Retino-protective effect of Bucida buceras against oxidative stress induced by H(2)O(2) in human retinal pigment epithelial cells line

BACKGROUND: Reactive Oxygen Species (ROS) impair the physiological functions of Retinal Pigment Epithelial (RPE) cells, which are known as one major cause of age-related macular degeneration and retinopathy diseases. The purpose of this study is to explore the cytoprotective effects of the antioxidant Bucida buceras extract in co-treatment with hydrogen peroxide (H(2)O(2)) delivery as a single addition or with continuous generation using glucose oxidase (GOx) in ARPE-19 cell cultures. The mechanism of Bucida buceras extract is believed to be associated with their antioxidant capacity to protect cells against oxidative stress. METHODS: A comparative oxidative stress H(2)O(2)-induced was performed by addition and enzymatic generation using glucose oxidase on human retinal pigment epithelial cells line.

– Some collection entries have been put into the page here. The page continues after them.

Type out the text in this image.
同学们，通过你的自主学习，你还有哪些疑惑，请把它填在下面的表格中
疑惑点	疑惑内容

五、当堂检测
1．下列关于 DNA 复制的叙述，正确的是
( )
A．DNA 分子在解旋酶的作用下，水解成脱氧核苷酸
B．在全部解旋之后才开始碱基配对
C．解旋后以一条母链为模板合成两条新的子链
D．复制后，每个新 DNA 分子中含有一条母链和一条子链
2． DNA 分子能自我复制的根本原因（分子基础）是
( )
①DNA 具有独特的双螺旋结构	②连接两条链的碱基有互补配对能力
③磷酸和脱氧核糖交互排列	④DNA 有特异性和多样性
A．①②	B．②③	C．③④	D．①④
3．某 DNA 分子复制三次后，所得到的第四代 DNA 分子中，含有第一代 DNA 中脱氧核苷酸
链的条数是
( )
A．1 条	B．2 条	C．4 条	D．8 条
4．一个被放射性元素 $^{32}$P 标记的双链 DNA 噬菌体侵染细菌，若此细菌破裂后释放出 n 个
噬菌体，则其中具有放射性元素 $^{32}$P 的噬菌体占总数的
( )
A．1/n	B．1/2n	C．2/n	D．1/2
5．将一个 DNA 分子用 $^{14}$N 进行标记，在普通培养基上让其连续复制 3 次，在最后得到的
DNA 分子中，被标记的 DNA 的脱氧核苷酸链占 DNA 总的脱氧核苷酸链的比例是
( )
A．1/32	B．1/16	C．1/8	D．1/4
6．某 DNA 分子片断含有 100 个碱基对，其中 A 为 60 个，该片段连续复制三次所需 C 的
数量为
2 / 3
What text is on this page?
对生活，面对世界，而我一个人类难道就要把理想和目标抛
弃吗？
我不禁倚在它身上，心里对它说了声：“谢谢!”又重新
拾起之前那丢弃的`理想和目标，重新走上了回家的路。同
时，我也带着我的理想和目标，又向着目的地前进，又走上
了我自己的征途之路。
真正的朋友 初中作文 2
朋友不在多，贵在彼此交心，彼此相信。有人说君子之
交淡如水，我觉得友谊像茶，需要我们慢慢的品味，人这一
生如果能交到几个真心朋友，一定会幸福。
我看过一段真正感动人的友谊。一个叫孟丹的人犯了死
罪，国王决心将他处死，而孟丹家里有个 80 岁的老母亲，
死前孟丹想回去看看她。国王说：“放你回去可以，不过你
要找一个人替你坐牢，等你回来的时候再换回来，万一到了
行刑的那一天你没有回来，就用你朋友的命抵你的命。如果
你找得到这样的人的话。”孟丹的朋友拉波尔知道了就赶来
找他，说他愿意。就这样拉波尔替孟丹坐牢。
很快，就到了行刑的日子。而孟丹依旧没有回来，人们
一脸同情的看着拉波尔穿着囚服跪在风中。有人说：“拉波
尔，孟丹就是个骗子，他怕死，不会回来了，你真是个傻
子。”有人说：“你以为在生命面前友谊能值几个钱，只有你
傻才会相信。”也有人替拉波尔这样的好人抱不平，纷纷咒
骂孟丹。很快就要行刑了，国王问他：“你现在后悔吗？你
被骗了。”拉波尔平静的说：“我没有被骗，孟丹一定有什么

H(2)O(2)-induced injury was measured by toxic effects (cell death and apoptotic pathway) and intracellular redox status: glutathione (GSH), antioxidant enzymes (catalase and glutathione peroxidase) and reducing power (FRAP). The retino-protective effect of co-treatment with Bucida buceras extract on H(2)O(2)-induced human RPE cell injury was investigated by cell death (MTT assay) and oxidative stress biomarkers (H(2)O(2,) GSH, CAT, GPx and FRAP). RESULTS: Bucida buceras L. extract is believed to be associated with the ability to prevent cellular oxidative stress. When added as a pulse, H(2)O(2) is rapidly depleted and the cytotoxicity analyses show that cells can tolerate short exposure to high peroxide doses delivered as a pulse but are susceptible to lower chronic doses. Co-treatment with Bucida buceras was able to protect the cells against H(2)O(2)-induced injury. In addition to preventing cell death treatment with antioxidant plant could also reverse the significant decrease in GSH level, catalase activity and reducing power caused by H(2)O(2). CONCLUSION: These findings suggest that Bucida buceras could protect RPE against ocular pathogenesis associated with oxidative stress induced by H(2)O(2)-delivered by addition and enzymatic generation.